Many ordinary Americans—who‚ after all are the 1 million or so jurors who serve on panels each year—did not get the real joke: The corporate public relations campaign was ridiculing and belittling Americans themselves.

Is this what we’ve come to? From the jury trial as a right to be demanded from a king or a constitution to mere grist for spin doctors and opportunistic politicians? The founding generation foresaw this and so entrusted the right to the Constitution rather than Congress. And the Constitution is entrusted‚ in large part‚ to the Supreme Court of the United States.

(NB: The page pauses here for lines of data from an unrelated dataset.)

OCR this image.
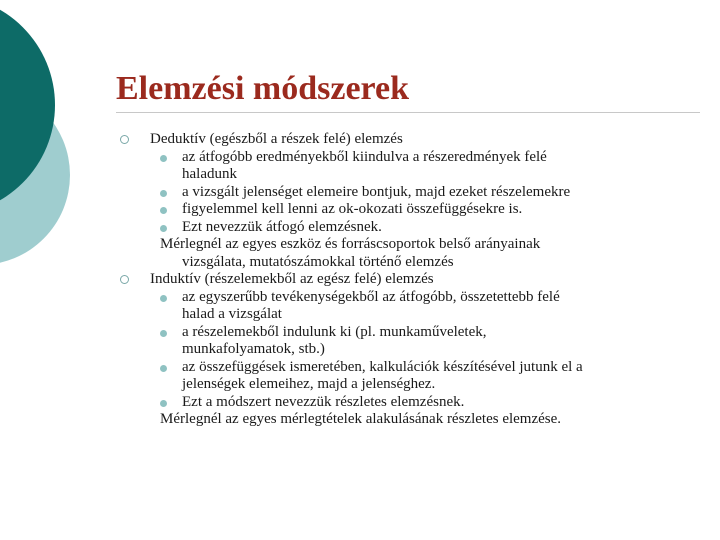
Elemzési módszerek
Deduktív (egészből a részek felé) elemzés
az átfogóbb eredményekből kiindulva a részeredmények felé
haladunk
a vizsgált jelenséget elemeire bontjuk, majd ezeket részelemekre
figyelemmel kell lenni az ok-okozati összefüggésekre is.
Ezt nevezzük átfogó elemzésnek.
Mérlegnél az egyes eszköz és forráscsoportok belső arányainak
vizsgálata, mutatószámokkal történő elemzés
Induktív (részelemekből az egész felé) elemzés
az egyszerűbb tevékenységekből az átfogóbb, összetettebb felé
halad a vizsgálat
a részelemekből indulunk ki (pl. munkaműveletek,
munkafolyamatok, stb.)
az összefüggések ismeretében, kalkulációk készítésével jutunk el a
jelenségek elemeihez, majd a jelenséghez.
Ezt a módszert nevezzük részletes elemzésnek.
Mérlegnél az egyes mérlegtételek alakulásának részletes elemzése.
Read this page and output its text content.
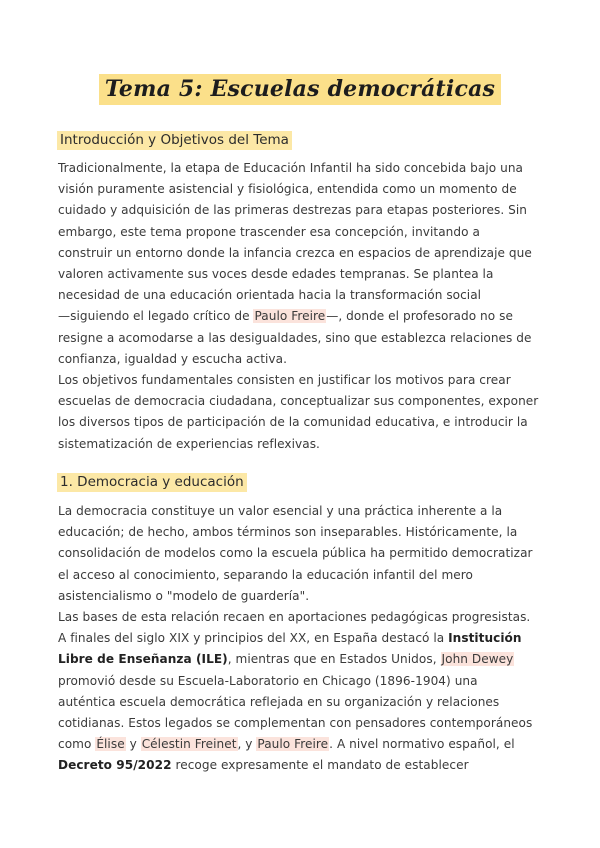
Tema 5: Escuelas democráticas
Introducción y Objetivos del Tema
Tradicionalmente, la etapa de Educación Infantil ha sido concebida bajo una
visión puramente asistencial y fisiológica, entendida como un momento de
cuidado y adquisición de las primeras destrezas para etapas posteriores. Sin
embargo, este tema propone trascender esa concepción, invitando a
construir un entorno donde la infancia crezca en espacios de aprendizaje que
valoren activamente sus voces desde edades tempranas. Se plantea la
necesidad de una educación orientada hacia la transformación social
—siguiendo el legado crítico de Paulo Freire—, donde el profesorado no se
resigne a acomodarse a las desigualdades, sino que establezca relaciones de
confianza, igualdad y escucha activa.
Los objetivos fundamentales consisten en justificar los motivos para crear
escuelas de democracia ciudadana, conceptualizar sus componentes, exponer
los diversos tipos de participación de la comunidad educativa, e introducir la
sistematización de experiencias reflexivas.
1. Democracia y educación
La democracia constituye un valor esencial y una práctica inherente a la
educación; de hecho, ambos términos son inseparables. Históricamente, la
consolidación de modelos como la escuela pública ha permitido democratizar
el acceso al conocimiento, separando la educación infantil del mero
asistencialismo o "modelo de guardería".
Las bases de esta relación recaen en aportaciones pedagógicas progresistas.
A finales del siglo XIX y principios del XX, en España destacó la Institución
Libre de Enseñanza (ILE), mientras que en Estados Unidos, John Dewey
promovió desde su Escuela-Laboratorio en Chicago (1896-1904) una
auténtica escuela democrática reflejada en su organización y relaciones
cotidianas. Estos legados se complementan con pensadores contemporáneos
como Élise y Célestin Freinet, y Paulo Freire. A nivel normativo español, el
Decreto 95/2022 recoge expresamente el mandato de establecer
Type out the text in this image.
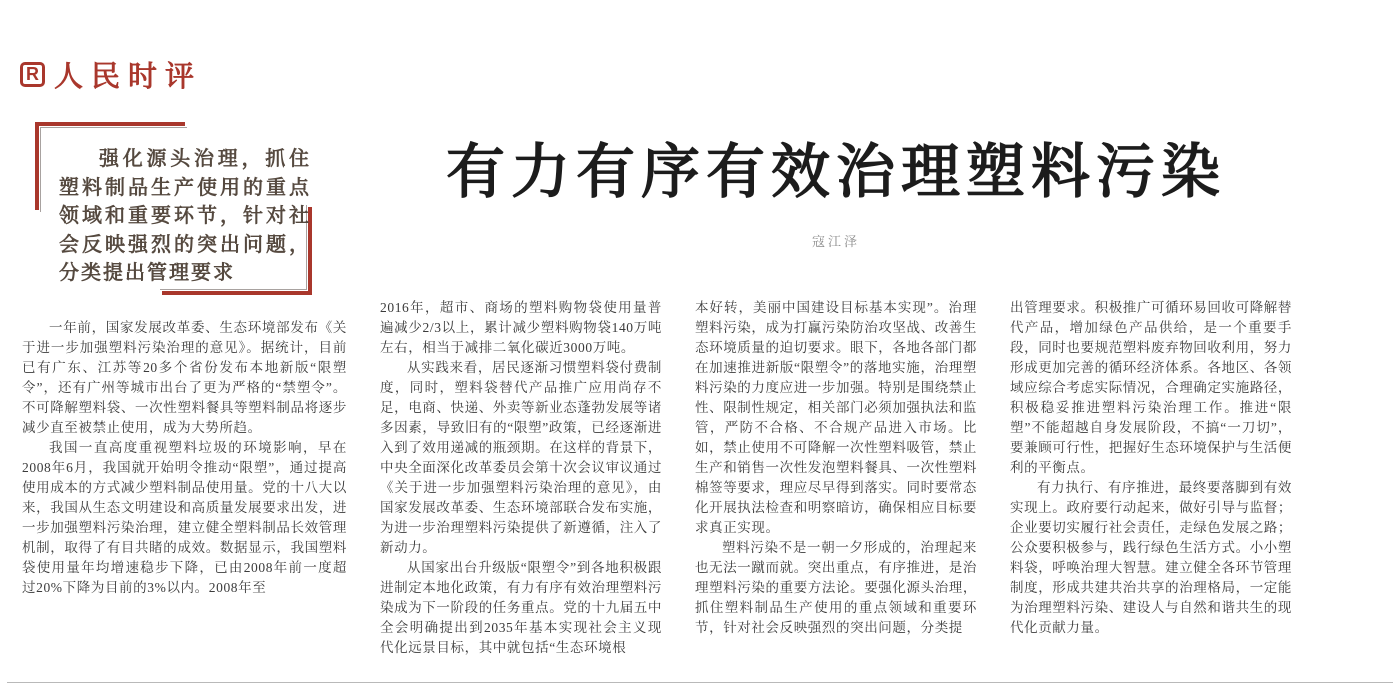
R 人民时评

强化源头治理，抓住塑料制品生产使用的重点领域和重要环节，针对社会反映强烈的突出问题，分类提出管理要求

有力有序有效治理塑料污染
寇江泽

一年前，国家发展改革委、生态环境部发布《关于进一步加强塑料污染治理的意见》。据统计，目前已有广东、江苏等20多个省份发布本地新版“限塑令”，还有广州等城市出台了更为严格的“禁塑令”。不可降解塑料袋、一次性塑料餐具等塑料制品将逐步减少直至被禁止使用，成为大势所趋。

我国一直高度重视塑料垃圾的环境影响，早在2008年6月，我国就开始明令推动“限塑”，通过提高使用成本的方式减少塑料制品使用量。党的十八大以来，我国从生态文明建设和高质量发展要求出发，进一步加强塑料污染治理，建立健全塑料制品长效管理机制，取得了有目共睹的成效。数据显示，我国塑料袋使用量年均增速稳步下降，已由2008年前一度超过20%下降为目前的3%以内。2008年至

2016年，超市、商场的塑料购物袋使用量普遍减少2/3以上，累计减少塑料购物袋140万吨左右，相当于减排二氧化碳近3000万吨。

从实践来看，居民逐渐习惯塑料袋付费制度，同时，塑料袋替代产品推广应用尚存不足，电商、快递、外卖等新业态蓬勃发展等诸多因素，导致旧有的“限塑”政策，已经逐渐进入到了效用递减的瓶颈期。在这样的背景下，中央全面深化改革委员会第十次会议审议通过《关于进一步加强塑料污染治理的意见》，由国家发展改革委、生态环境部联合发布实施，为进一步治理塑料污染提供了新遵循，注入了新动力。

从国家出台升级版“限塑令”到各地积极跟进制定本地化政策，有力有序有效治理塑料污染成为下一阶段的任务重点。党的十九届五中全会明确提出到2035年基本实现社会主义现代化远景目标，其中就包括“生态环境根

本好转，美丽中国建设目标基本实现”。治理塑料污染，成为打赢污染防治攻坚战、改善生态环境质量的迫切要求。眼下，各地各部门都在加速推进新版“限塑令”的落地实施，治理塑料污染的力度应进一步加强。特别是围绕禁止性、限制性规定，相关部门必须加强执法和监管，严防不合格、不合规产品进入市场。比如，禁止使用不可降解一次性塑料吸管，禁止生产和销售一次性发泡塑料餐具、一次性塑料棉签等要求，理应尽早得到落实。同时要常态化开展执法检查和明察暗访，确保相应目标要求真正实现。

塑料污染不是一朝一夕形成的，治理起来也无法一蹴而就。突出重点，有序推进，是治理塑料污染的重要方法论。要强化源头治理，抓住塑料制品生产使用的重点领域和重要环节，针对社会反映强烈的突出问题，分类提

出管理要求。积极推广可循环易回收可降解替代产品，增加绿色产品供给，是一个重要手段，同时也要规范塑料废弃物回收利用，努力形成更加完善的循环经济体系。各地区、各领域应综合考虑实际情况，合理确定实施路径，积极稳妥推进塑料污染治理工作。推进“限塑”不能超越自身发展阶段，不搞“一刀切”，要兼顾可行性，把握好生态环境保护与生活便利的平衡点。

有力执行、有序推进，最终要落脚到有效实现上。政府要行动起来，做好引导与监督；企业要切实履行社会责任，走绿色发展之路；公众要积极参与，践行绿色生活方式。小小塑料袋，呼唤治理大智慧。建立健全各环节管理制度，形成共建共治共享的治理格局，一定能为治理塑料污染、建设人与自然和谐共生的现代化贡献力量。
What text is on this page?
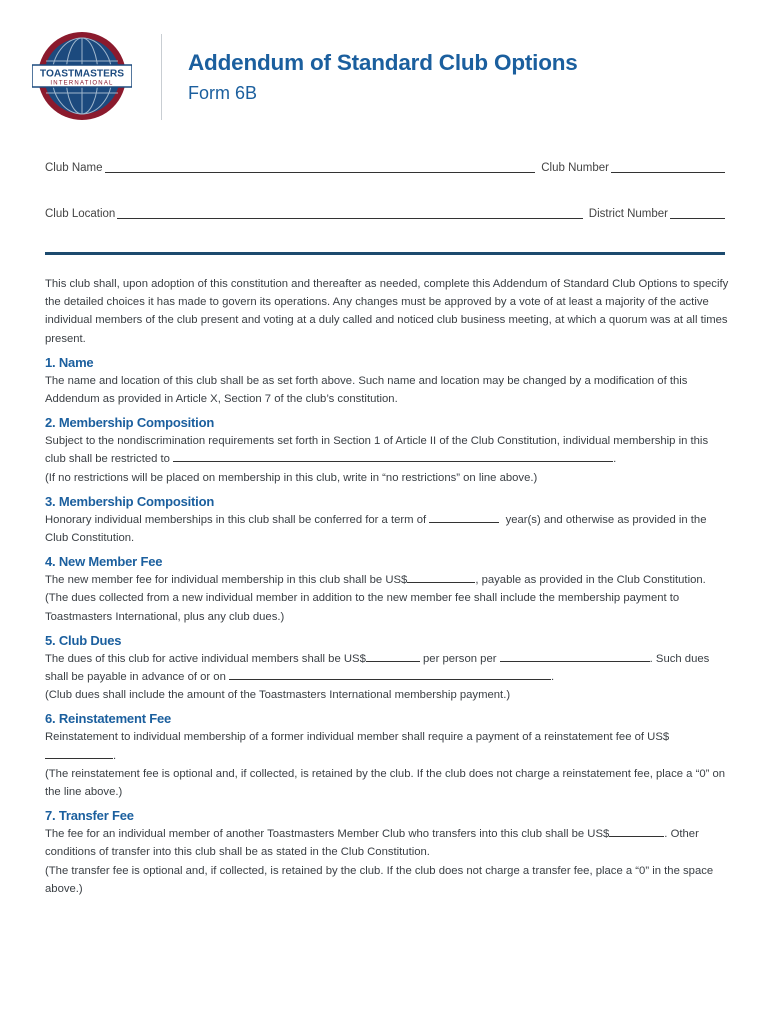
TOASTMASTERS
INTERNATIONAL
Addendum of Standard Club Options
Form 6B
Club Name	Club Number
Club Location	District Number

This club shall, upon adoption of this constitution and thereafter as needed, complete this Addendum of Standard Club Options to specify the detailed choices it has made to govern its operations. Any changes must be approved by a vote of at least a majority of the active individual members of the club present and voting at a duly called and noticed club business meeting, at which a quorum was at all times present.

1. Name

The name and location of this club shall be as set forth above. Such name and location may be changed by a modification of this Addendum as provided in Article X, Section 7 of the club’s constitution.

2. Membership Composition

Subject to the nondiscrimination requirements set forth in Section 1 of Article II of the Club Constitution, individual membership in this club shall be restricted to	.

(If no restrictions will be placed on membership in this club, write in “no restrictions” on line above.)

3. Membership Composition

Honorary individual memberships in this club shall be conferred for a term of	year(s) and otherwise as provided in the Club Constitution.

4. New Member Fee

The new member fee for individual membership in this club shall be US$	, payable as provided in the Club Constitution.

(The dues collected from a new individual member in addition to the new member fee shall include the membership payment to Toastmasters International, plus any club dues.)

5. Club Dues

The dues of this club for active individual members shall be US$	per person per	. Such dues shall be payable in advance of or on	.

(Club dues shall include the amount of the Toastmasters International membership payment.)

6. Reinstatement Fee

Reinstatement to individual membership of a former individual member shall require a payment of a reinstatement fee of US$.

(The reinstatement fee is optional and, if collected, is retained by the club. If the club does not charge a reinstatement fee, place a “0” on the line above.)

7. Transfer Fee

The fee for an individual member of another Toastmasters Member Club who transfers into this club shall be US$	. Other conditions of transfer into this club shall be as stated in the Club Constitution.

(The transfer fee is optional and, if collected, is retained by the club. If the club does not charge a transfer fee, place a “0” in the space above.)
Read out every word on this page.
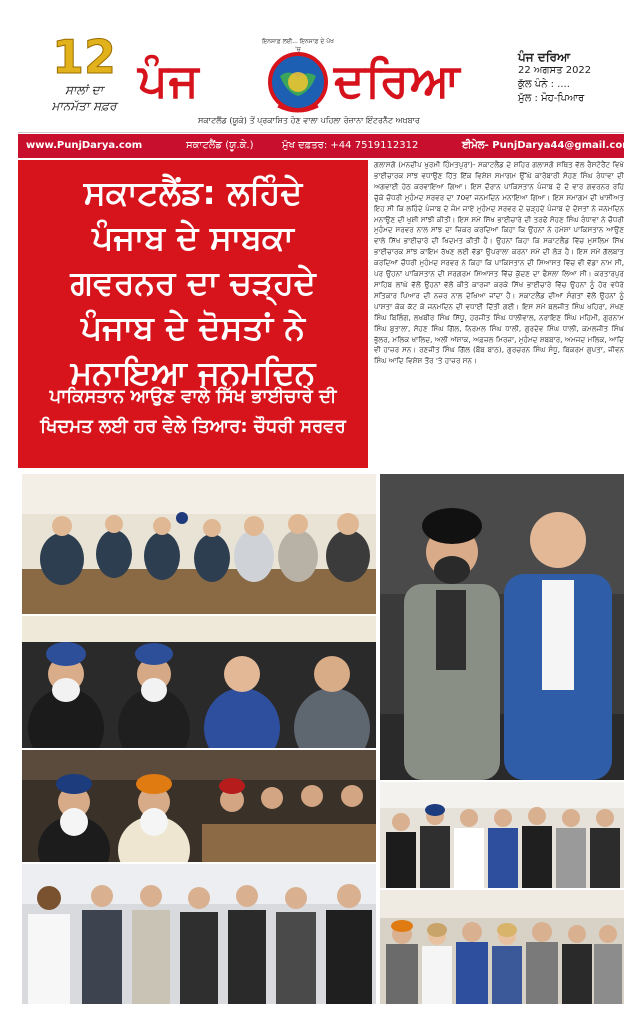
12
ਸਾਲਾਂ ਦਾ
ਮਾਨਮੱਤਾ ਸਫ਼ਰ ਪੰਜ
ਇਨਸਾਫ਼ ਲਈ... ਇਨਸਾਫ਼ ਦੇ ਪੱਖ 'ਚ
ਦਰਿਆ
ਸਕਾਟਲੈਂਡ (ਯੂਕੇ) ਤੋਂ ਪ੍ਰਕਾਸ਼ਿਤ ਹੋਣ ਵਾਲਾ ਪਹਿਲਾ ਰੋਜ਼ਾਨਾ ਇੰਟਰਨੈੱਟ ਅਖ਼ਬਾਰ
ਪੰਜ ਦਰਿਆ
22 ਅਗਸਤ 2022
ਕੁੱਲ ਪੰਨੇ : ....
ਮੁੱਲ : ਮੋਹ-ਪਿਆਰ
www.PunjDarya.com	ਸਕਾਟਲੈਂਡ (ਯੂ.ਕੇ.)	ਮੁੱਖ ਦਫ਼ਤਰ: +44 7519112312	ਈਮੇਲ- PunjDarya44@gmail.com
ਸਕਾਟਲੈਂਡ: ਲਹਿੰਦੇ
ਪੰਜਾਬ ਦੇ ਸਾਬਕਾ
ਗਵਰਨਰ ਦਾ ਚੜ੍ਹਦੇ
ਪੰਜਾਬ ਦੇ ਦੋਸਤਾਂ ਨੇ
ਮਨਾਇਆ ਜਨਮਦਿਨ
ਪਾਕਿਸਤਾਨ ਆਉਣ ਵਾਲੇ ਸਿੱਖ ਭਾਈਚਾਰੇ ਦੀ
ਖਿਦਮਤ ਲਈ ਹਰ ਵੇਲੇ ਤਿਆਰ: ਚੌਧਰੀ ਸਰਵਰ

ਗਲਾਸਗੋ (ਮਨਦੀਪ ਖੁਰਮੀ ਹਿੰਮਤਪੁਰਾ)- ਸਕਾਟਲੈਂਡ ਦੇ ਸ਼ਹਿਰ ਗਲਾਸਗੋ ਸਥਿਤ ਵੱਲ ਰੈਸਟੋਰੈਂਟ ਵਿਖੇ ਭਾਈਚਾਰਕ ਸਾਂਝ ਵਧਾਉਣ ਹਿੱਤ ਇੱਕ ਵਿਸ਼ੇਸ਼ ਸਮਾਗਮ ਉੱਘੇ ਕਾਰੋਬਾਰੀ ਸੋਹਣ ਸਿੰਘ ਰੰਧਾਵਾ ਦੀ ਅਗਵਾਈ ਹੇਠ ਕਰਵਾਇਆ ਗਿਆ। ਇਸ ਦੌਰਾਨ ਪਾਕਿਸਤਾਨ ਪੰਜਾਬ ਦੇ ਦੋ ਵਾਰ ਗਵਰਨਰ ਰਹਿ ਚੁੱਕੇ ਚੌਧਰੀ ਮੁਹੰਮਦ ਸਰਵਰ ਦਾ 70ਵਾਂ ਜਨਮਦਿਨ ਮਨਾਇਆ ਗਿਆ। ਇਸ ਸਮਾਗਮ ਦੀ ਖਾਸੀਅਤ ਇਹ ਸੀ ਕਿ ਲਹਿੰਦੇ ਪੰਜਾਬ ਦੇ ਜੰਮ ਜਾਏ ਮੁਹੰਮਦ ਸਰਵਰ ਦੇ ਚੜ੍ਹਦੇ ਪੰਜਾਬ ਦੇ ਦੋਸਤਾਂ ਨੇ ਜਨਮਦਿਨ ਮਨਾਉਣ ਦੀ ਖੁਸ਼ੀ ਸਾਂਝੀ ਕੀਤੀ। ਇਸ ਸਮੇਂ ਸਿੱਖ ਭਾਈਚਾਰੇ ਦੀ ਤਰਫੋਂ ਸੋਹਣ ਸਿੰਘ ਰੰਧਾਵਾ ਨੇ ਚੌਧਰੀ ਮੁਹੰਮਦ ਸਰਵਰ ਨਾਲ ਸਾਂਝ ਦਾ ਜ਼ਿਕਰ ਕਰਦਿਆਂ ਕਿਹਾ ਕਿ ਉਹਨਾਂ ਨੇ ਹਮੇਸ਼ਾ ਪਾਕਿਸਤਾਨ ਆਉਣ ਵਾਲੇ ਸਿੱਖ ਭਾਈਚਾਰੇ ਦੀ ਖਿਦਮਤ ਕੀਤੀ ਹੈ। ਉਹਨਾਂ ਕਿਹਾ ਕਿ ਸਕਾਟਲੈਂਡ ਵਿੱਚ ਮੁਸਲਿਮ ਸਿੱਖ ਭਾਈਚਾਰਕ ਸਾਂਝ ਕਾਇਮ ਰੱਖਣ ਲਈ ਵੱਡਾ ਉਪਰਾਲਾ ਕਰਨਾ ਸਮੇਂ ਦੀ ਲੋੜ ਹੈ। ਇਸ ਸਮੇਂ ਗੱਲਬਾਤ ਕਰਦਿਆਂ ਚੌਧਰੀ ਮੁਹੰਮਦ ਸਰਵਰ ਨੇ ਕਿਹਾ ਕਿ ਪਾਕਿਸਤਾਨ ਦੀ ਸਿਆਸਤ ਵਿੱਚ ਵੀ ਵੱਡਾ ਨਾਮ ਸੀ, ਪਰ ਉਹਨਾਂ ਪਾਕਿਸਤਾਨ ਦੀ ਸਰਗਰਮ ਸਿਆਸਤ ਵਿੱਚ ਕੁੱਦਣ ਦਾ ਫੈਸਲਾ ਲਿਆ ਸੀ। ਕਰਤਾਰਪੁਰ ਸਾਹਿਬ ਲਾਂਘੇ ਵੱਲੋਂ ਉਹਨਾਂ ਵੱਲੋਂ ਕੀਤੇ ਕਾਰਜਾਂ ਕਰਕੇ ਸਿੱਖ ਭਾਈਚਾਰੇ ਵਿੱਚ ਉਹਨਾਂ ਨੂੰ ਹੋਰ ਵਧੇਰੇ ਸਤਿਕਾਰ ਪਿਆਰ ਦੀ ਨਜ਼ਰ ਨਾਲ ਦੇਖਿਆ ਜਾਂਦਾ ਹੈ। ਸਕਾਟਲੈਂਡ ਦੀਆਂ ਸੰਗਤਾਂ ਵੱਲੋਂ ਉਹਨਾਂ ਨੂੰ ਪਾਸ਼ਤਾ ਕੇਕ ਕੱਟ ਕੇ ਜਨਮਦਿਨ ਦੀ ਵਧਾਈ ਦਿੱਤੀ ਗਈ। ਇਸ ਸਮੇਂ ਬਲਜੀਤ ਸਿੰਘ ਖਹਿਰਾ, ਮੱਖਣ ਸਿੰਘ ਬਿਲਿੰਗ, ਲਖਬੀਰ ਸਿੰਘ ਸਿੱਧੂ, ਹਰਜੀਤ ਸਿੰਘ ਧਾਲੀਵਾਲ, ਨਰਾਇਣ ਸਿੰਘ ਮਹਿਮੀ, ਗੁਰਨਾਮ ਸਿੰਘ ਬੁਤਾਲਾ, ਸੋਹਣ ਸਿੰਘ ਗਿੱਲ, ਨਿਰਮਲ ਸਿੰਘ ਧਾਲੀ, ਗੁਰਦੇਵ ਸਿੰਘ ਧਾਲੀ, ਕਮਲਜੀਤ ਸਿੰਘ ਭੁੱਲਰ, ਮਲਿਕ ਖਾਲਿਦ, ਅਲੀ ਅੱਸ਼ਾਕ, ਅਫ਼ਜ਼ਲ ਮਿਰਜ਼ਾ, ਮੁਹੰਮਦ ਸ਼ਬਬਾਰ, ਅਮਜਦ ਮਲਿਕ, ਆਦਿ ਵੀ ਹਾਜ਼ਰ ਸਨ। ਰਣਜੀਤ ਸਿੰਘ ਗਿੱਲ (ਬੌਬ ਬਾਠ), ਗੁਰਚਰਨ ਸਿੰਘ ਸੰਧੂ, ਬਿਕਰਮ ਗੁਪਤਾ, ਜੀਵਨ ਸਿੰਘ ਆਦਿ ਵਿਸ਼ੇਸ਼ ਤੌਰ 'ਤੇ ਹਾਜ਼ਰ ਸਨ।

So it is encouraging that the Court has recently come to the defense of the Seventh Amendment in Feltner v. Columbia Pictures Television‚ Inc. and Hetzel v. Prince William County. In Feltner‚ Justice Clarence Thomas held for a unanimous Court that the right to trial by jury means the right to have the jury determine both liability and the amount of damages. Near the head of the line of cases he cited was Wilkes v. Wood—featuring our old friend John Wilkes.

This term‚ the Court considers two cases urging it to reign in federal courts of appeals who not only overturn jury verdicts on the basis of insufficient evidence‚ but enter judgment as a matter of law for the defendant rather than order a new trial.